Filtering based on absolute segment lengths.

Parameters:

min_length: minimum segment length (optional; default 1)
max_length: maximum segment length (optional; default 100)
unit: type of unit for calculating the lengths (optional; word for words or any whitespace-separated units, and character or char for characters; the default is word)
pass_empty: if true, always accept if all segment lengths are zero (default false)

Returned scores are lengths for the source and target segment. In filtering, all segments have to be between the minimum and maximum length thresholds.

Any of the min_length, max_length, and unit parameters can also be given as lists, in which case Nth entry in the list is applied to the Nth of the parallel input segments.

LengthRatioFilter

Filtering based on ratio of the segment lengths.

Parameters:

threshold: threshold for the length ratio
unit: type of unit for calculating the lengths (optional; word for words or any whitespace-separated units, and character or char for characters; the default is word)

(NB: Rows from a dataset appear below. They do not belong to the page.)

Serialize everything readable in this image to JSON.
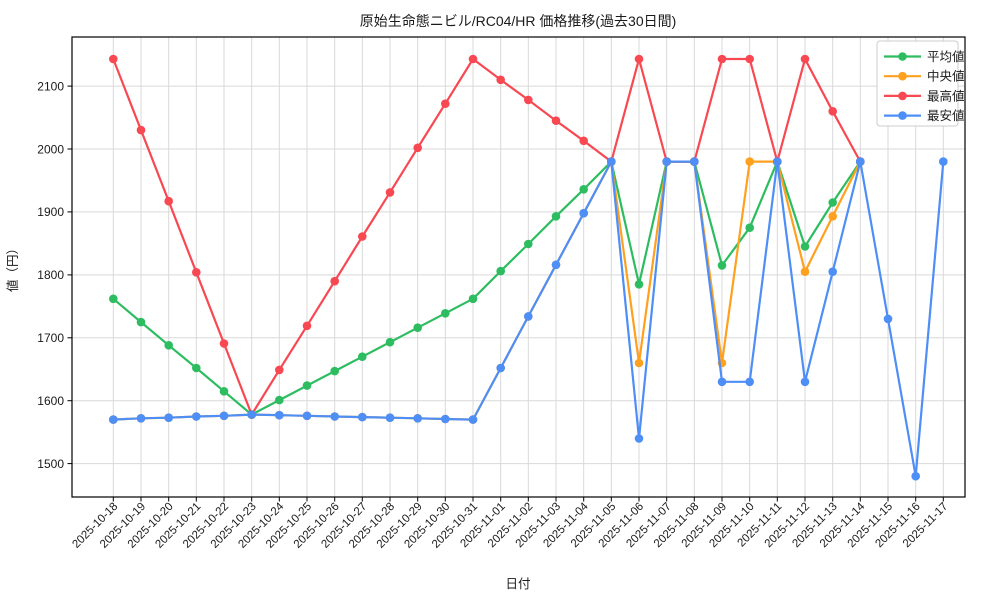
{
  "chart_data": {
    "type": "line",
    "title": "原始生命態ニビル/RC04/HR 価格推移(過去30日間)",
    "xlabel": "日付",
    "ylabel": "値（円）",
    "grid": true,
    "legend_position": "top-right",
    "ylim": [
      1447,
      2178
    ],
    "yticks": [
      1500,
      1600,
      1700,
      1800,
      1900,
      2000,
      2100
    ],
    "x": [
      "2025-10-18",
      "2025-10-19",
      "2025-10-20",
      "2025-10-21",
      "2025-10-22",
      "2025-10-23",
      "2025-10-24",
      "2025-10-25",
      "2025-10-26",
      "2025-10-27",
      "2025-10-28",
      "2025-10-29",
      "2025-10-30",
      "2025-10-31",
      "2025-11-01",
      "2025-11-02",
      "2025-11-03",
      "2025-11-04",
      "2025-11-05",
      "2025-11-06",
      "2025-11-07",
      "2025-11-08",
      "2025-11-09",
      "2025-11-10",
      "2025-11-11",
      "2025-11-12",
      "2025-11-13",
      "2025-11-14",
      "2025-11-15",
      "2025-11-16",
      "2025-11-17"
    ],
    "series": [
      {
        "key": "avg",
        "name": "平均値",
        "color": "#2dbd60",
        "values": [
          1762,
          1725,
          1688,
          1652,
          1615,
          1578,
          1601,
          1624,
          1647,
          1670,
          1693,
          1716,
          1739,
          1762,
          1806,
          1849,
          1893,
          1936,
          1980,
          1785,
          1980,
          1980,
          1815,
          1875,
          1980,
          1845,
          1915,
          1980,
          null,
          null,
          null
        ]
      },
      {
        "key": "median",
        "name": "中央値",
        "color": "#ffa01e",
        "values": [
          1570,
          1572,
          1573,
          1575,
          1576,
          1578,
          1577,
          1576,
          1575,
          1574,
          1573,
          1572,
          1571,
          1570,
          1652,
          1734,
          1816,
          1898,
          1980,
          1660,
          1980,
          1980,
          1660,
          1980,
          1980,
          1805,
          1893,
          1980,
          null,
          null,
          null
        ]
      },
      {
        "key": "max",
        "name": "最高値",
        "color": "#f84852",
        "values": [
          2143,
          2030,
          1917,
          1804,
          1691,
          1578,
          1649,
          1719,
          1790,
          1861,
          1931,
          2002,
          2072,
          2143,
          2110,
          2078,
          2045,
          2013,
          1980,
          2143,
          1980,
          1980,
          2143,
          2143,
          1980,
          2143,
          2060,
          1980,
          null,
          null,
          null
        ]
      },
      {
        "key": "min",
        "name": "最安値",
        "color": "#4d8ef7",
        "values": [
          1570,
          1572,
          1573,
          1575,
          1576,
          1578,
          1577,
          1576,
          1575,
          1574,
          1573,
          1572,
          1571,
          1570,
          1652,
          1734,
          1816,
          1898,
          1980,
          1540,
          1980,
          1980,
          1630,
          1630,
          1980,
          1630,
          1805,
          1980,
          1730,
          1480,
          1980
        ]
      }
    ]
  }
}
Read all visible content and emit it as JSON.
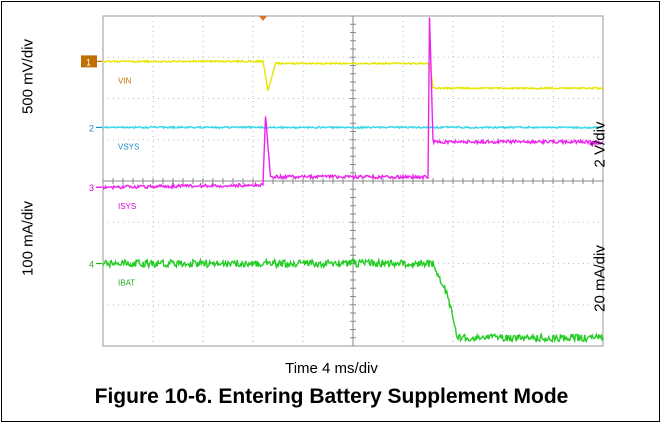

Returned score is the higher length divided by the lower length, or infinity of either of the lengths are zero. In filtering, segment pairs is accepted of the ratio is below the given threshold.

In order to use different units per language, the unit parameter can also be given as a list.

AverageWordLengthFilter

Filtering based on average word lengths.

Parameters:

min_length: minimum length (optional; default 2)
max_length: maximum length (optional; default 20)
pass_empty: if true, always accept if all segment lengths are zero (default false)

Returned scores are average words lengths for the segments. In filtering, all segments have to be between the minimum and maximum length thresholds.

The min_length and max_length parameters can also be given as lists, in which case Nth entry in the list is applied to the Nth of the parallel input segments.

LongWordFilter

Filtering based on maximum word length.

Parameters:

threshold: maximum length (optional; default 40)

Returned score is the length of the longests words across the segments. The length has to below the threshold.

In order to allow have different thresholds per language, the threshold parameter can also be given as a list.